Commenting about global trade, global trade is thriving after Trump’s first year. Data is suggesting world trade rose by 4.1% in three-month year-on-year terms in November. Exports from the Euro zone are up almost 8% in 2017. Asian trade is up about 5%.

Is this a function of an accelerating US and global economies and from the recognition that Trump’s rhetoric is just where his words fall short from reality?

What I find interesting is that many are now expecting four interest rate hikes in 2018, the result of growing trade and accelerating global economies led by the US. A month ago, two rate hikes were all that was to be expected believing the Fed was off course with their forecasts of three.

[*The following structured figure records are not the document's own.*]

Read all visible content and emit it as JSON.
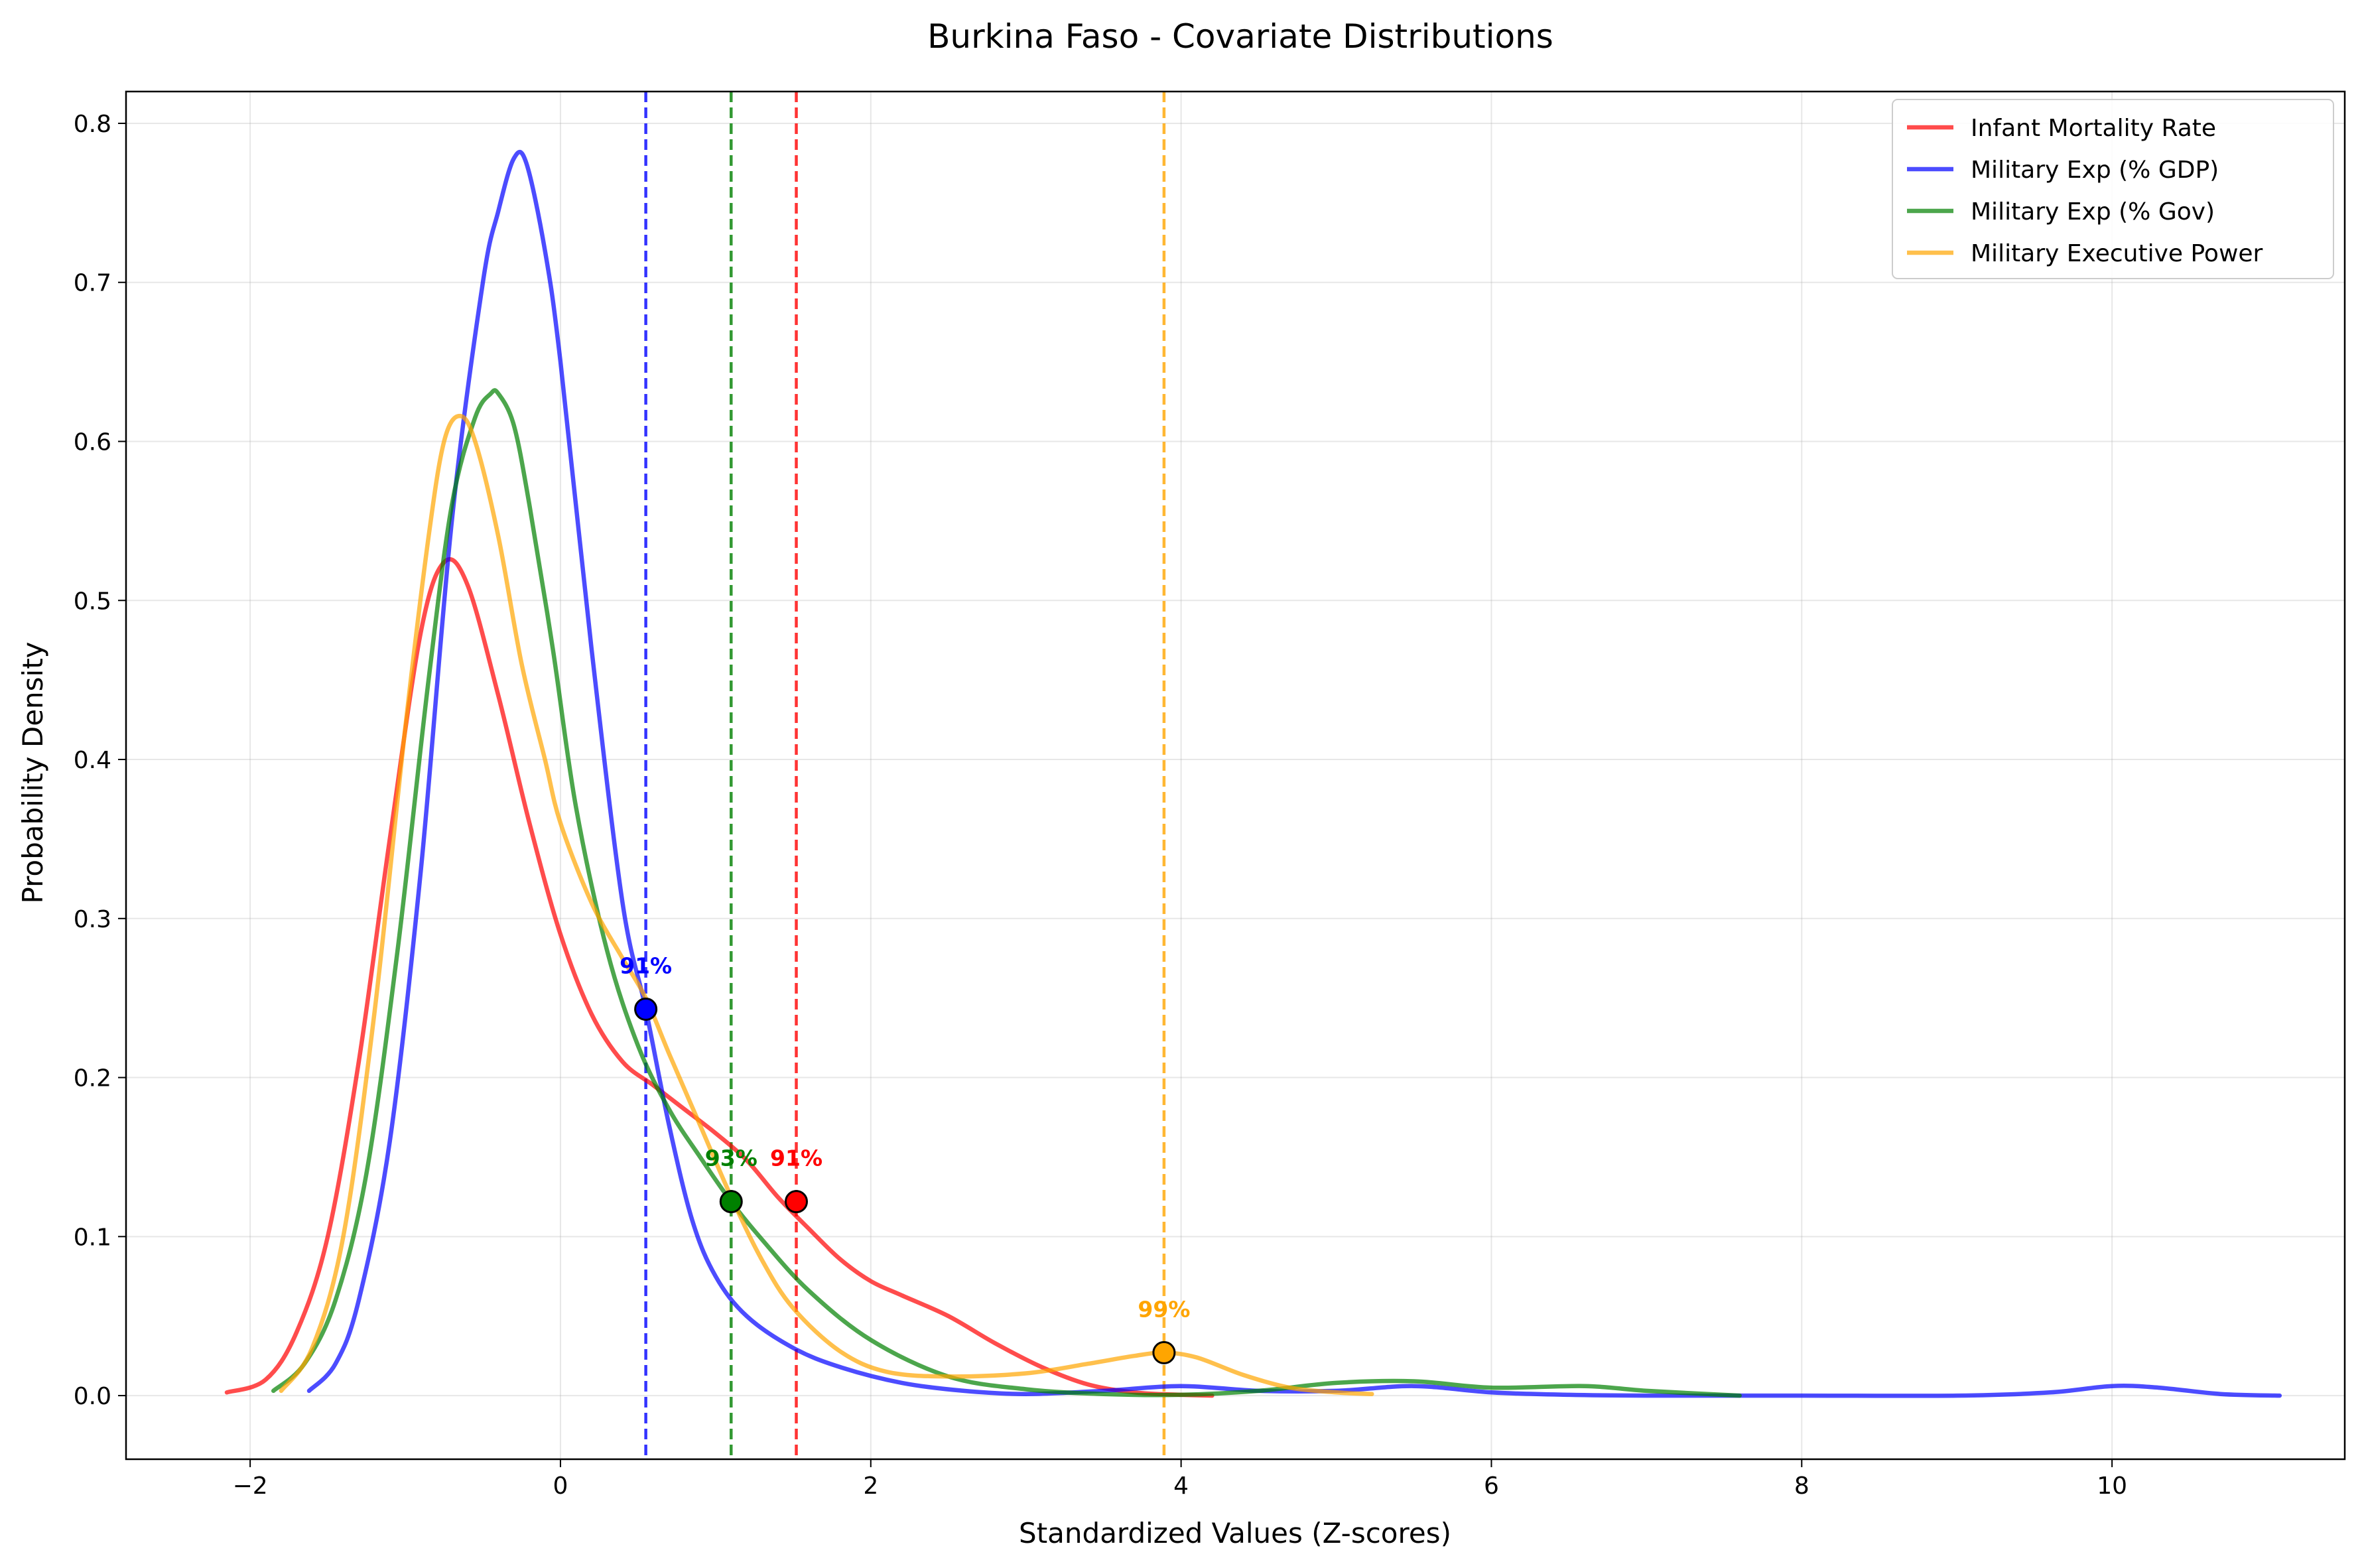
{
  "chart_data": {
    "type": "line",
    "title": "Burkina Faso - Covariate Distributions",
    "xlabel": "Standardized Values (Z-scores)",
    "ylabel": "Probability Density",
    "xlim": [
      -2.8,
      11.5
    ],
    "ylim": [
      -0.04,
      0.82
    ],
    "xticks": [
      -2,
      0,
      2,
      4,
      6,
      8,
      10
    ],
    "yticks": [
      0.0,
      0.1,
      0.2,
      0.3,
      0.4,
      0.5,
      0.6,
      0.7,
      0.8
    ],
    "xtick_labels": [
      "−2",
      "0",
      "2",
      "4",
      "6",
      "8",
      "10"
    ],
    "ytick_labels": [
      "0.0",
      "0.1",
      "0.2",
      "0.3",
      "0.4",
      "0.5",
      "0.6",
      "0.7",
      "0.8"
    ],
    "grid": true,
    "legend_position": "top-right",
    "series": [
      {
        "name": "Infant Mortality Rate",
        "color": "#ff0000",
        "x": [
          -2.15,
          -1.9,
          -1.7,
          -1.5,
          -1.3,
          -1.1,
          -0.9,
          -0.75,
          -0.6,
          -0.4,
          -0.2,
          0.0,
          0.2,
          0.4,
          0.6,
          0.8,
          1.0,
          1.2,
          1.4,
          1.6,
          1.8,
          2.0,
          2.2,
          2.5,
          2.8,
          3.1,
          3.4,
          3.7,
          4.0,
          4.2
        ],
        "y": [
          0.002,
          0.01,
          0.04,
          0.1,
          0.21,
          0.35,
          0.48,
          0.524,
          0.51,
          0.44,
          0.36,
          0.29,
          0.24,
          0.21,
          0.195,
          0.18,
          0.165,
          0.148,
          0.125,
          0.105,
          0.086,
          0.072,
          0.063,
          0.05,
          0.033,
          0.018,
          0.007,
          0.002,
          0.0005,
          0.0
        ],
        "marker": {
          "x": 1.52,
          "y": 0.122,
          "label": "91%"
        },
        "threshold": 1.52
      },
      {
        "name": "Military Exp (% GDP)",
        "color": "#0000ff",
        "x": [
          -1.62,
          -1.45,
          -1.3,
          -1.1,
          -0.9,
          -0.7,
          -0.5,
          -0.4,
          -0.3,
          -0.22,
          -0.1,
          0.0,
          0.2,
          0.4,
          0.55,
          0.7,
          0.85,
          1.0,
          1.2,
          1.5,
          1.8,
          2.2,
          2.6,
          3.0,
          3.5,
          4.0,
          4.5,
          5.0,
          5.5,
          6.0,
          6.5,
          7.0,
          8.0,
          9.0,
          9.6,
          10.0,
          10.3,
          10.7,
          11.08
        ],
        "y": [
          0.003,
          0.02,
          0.06,
          0.16,
          0.33,
          0.55,
          0.7,
          0.745,
          0.778,
          0.775,
          0.72,
          0.65,
          0.47,
          0.31,
          0.243,
          0.17,
          0.11,
          0.075,
          0.05,
          0.03,
          0.018,
          0.008,
          0.003,
          0.001,
          0.003,
          0.006,
          0.003,
          0.003,
          0.006,
          0.002,
          0.0005,
          0.0,
          0.0,
          0.0,
          0.002,
          0.006,
          0.005,
          0.001,
          0.0
        ],
        "marker": {
          "x": 0.55,
          "y": 0.243,
          "label": "91%"
        },
        "threshold": 0.55
      },
      {
        "name": "Military Exp (% Gov)",
        "color": "#008000",
        "x": [
          -1.85,
          -1.65,
          -1.45,
          -1.25,
          -1.05,
          -0.85,
          -0.7,
          -0.55,
          -0.45,
          -0.4,
          -0.3,
          -0.2,
          -0.05,
          0.1,
          0.3,
          0.5,
          0.7,
          0.9,
          1.1,
          1.3,
          1.6,
          2.0,
          2.5,
          3.0,
          3.5,
          4.0,
          4.5,
          5.0,
          5.5,
          6.0,
          6.6,
          7.0,
          7.6
        ],
        "y": [
          0.003,
          0.02,
          0.06,
          0.14,
          0.28,
          0.45,
          0.56,
          0.615,
          0.63,
          0.63,
          0.61,
          0.56,
          0.47,
          0.37,
          0.28,
          0.22,
          0.18,
          0.15,
          0.122,
          0.098,
          0.066,
          0.035,
          0.012,
          0.004,
          0.001,
          0.0005,
          0.003,
          0.008,
          0.009,
          0.005,
          0.006,
          0.003,
          0.0
        ],
        "marker": {
          "x": 1.1,
          "y": 0.122,
          "label": "93%"
        },
        "threshold": 1.1
      },
      {
        "name": "Military Executive Power",
        "color": "#ffa500",
        "x": [
          -1.8,
          -1.6,
          -1.4,
          -1.2,
          -1.0,
          -0.85,
          -0.75,
          -0.65,
          -0.55,
          -0.4,
          -0.25,
          -0.1,
          0.0,
          0.2,
          0.4,
          0.55,
          0.7,
          0.9,
          1.1,
          1.3,
          1.5,
          1.8,
          2.1,
          2.5,
          3.0,
          3.4,
          3.7,
          3.89,
          4.1,
          4.4,
          4.7,
          5.0,
          5.23
        ],
        "y": [
          0.003,
          0.03,
          0.1,
          0.24,
          0.42,
          0.54,
          0.6,
          0.616,
          0.6,
          0.54,
          0.46,
          0.4,
          0.36,
          0.31,
          0.275,
          0.25,
          0.215,
          0.17,
          0.125,
          0.085,
          0.055,
          0.028,
          0.015,
          0.012,
          0.014,
          0.02,
          0.025,
          0.027,
          0.024,
          0.013,
          0.005,
          0.002,
          0.001
        ],
        "marker": {
          "x": 3.89,
          "y": 0.027,
          "label": "99%"
        },
        "threshold": 3.89
      }
    ]
  }
}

If four hikes were to occur and if historical relationships are to be maintained, 2018 could be regarded as the worst year for Treasuries in over 50 years, eclipsing the 1994 fiasco when rates were then increased at a rate faster than expected. During 1994, the economy and profits expanded at a greater rate than expected, but equities were flat to down.

Commenting about yesterday’s market activity, averages were again bifurcated with the Dow posting a nominal advance and the S & P / NASDAQ flat.

Last night the foreign markets were up. London was up 0.41%, Paris was up 0.87% and Frankfurt was up 0.08%. China was up 0.28%, Japan was down 0.16% and Hang Sang was up 1.53%.

The Dow should open nominally higher ahead of Trump’s 8:00 AM speech and 8:30 GDP data. The 10-year is off 7/32 to yield 2.65%.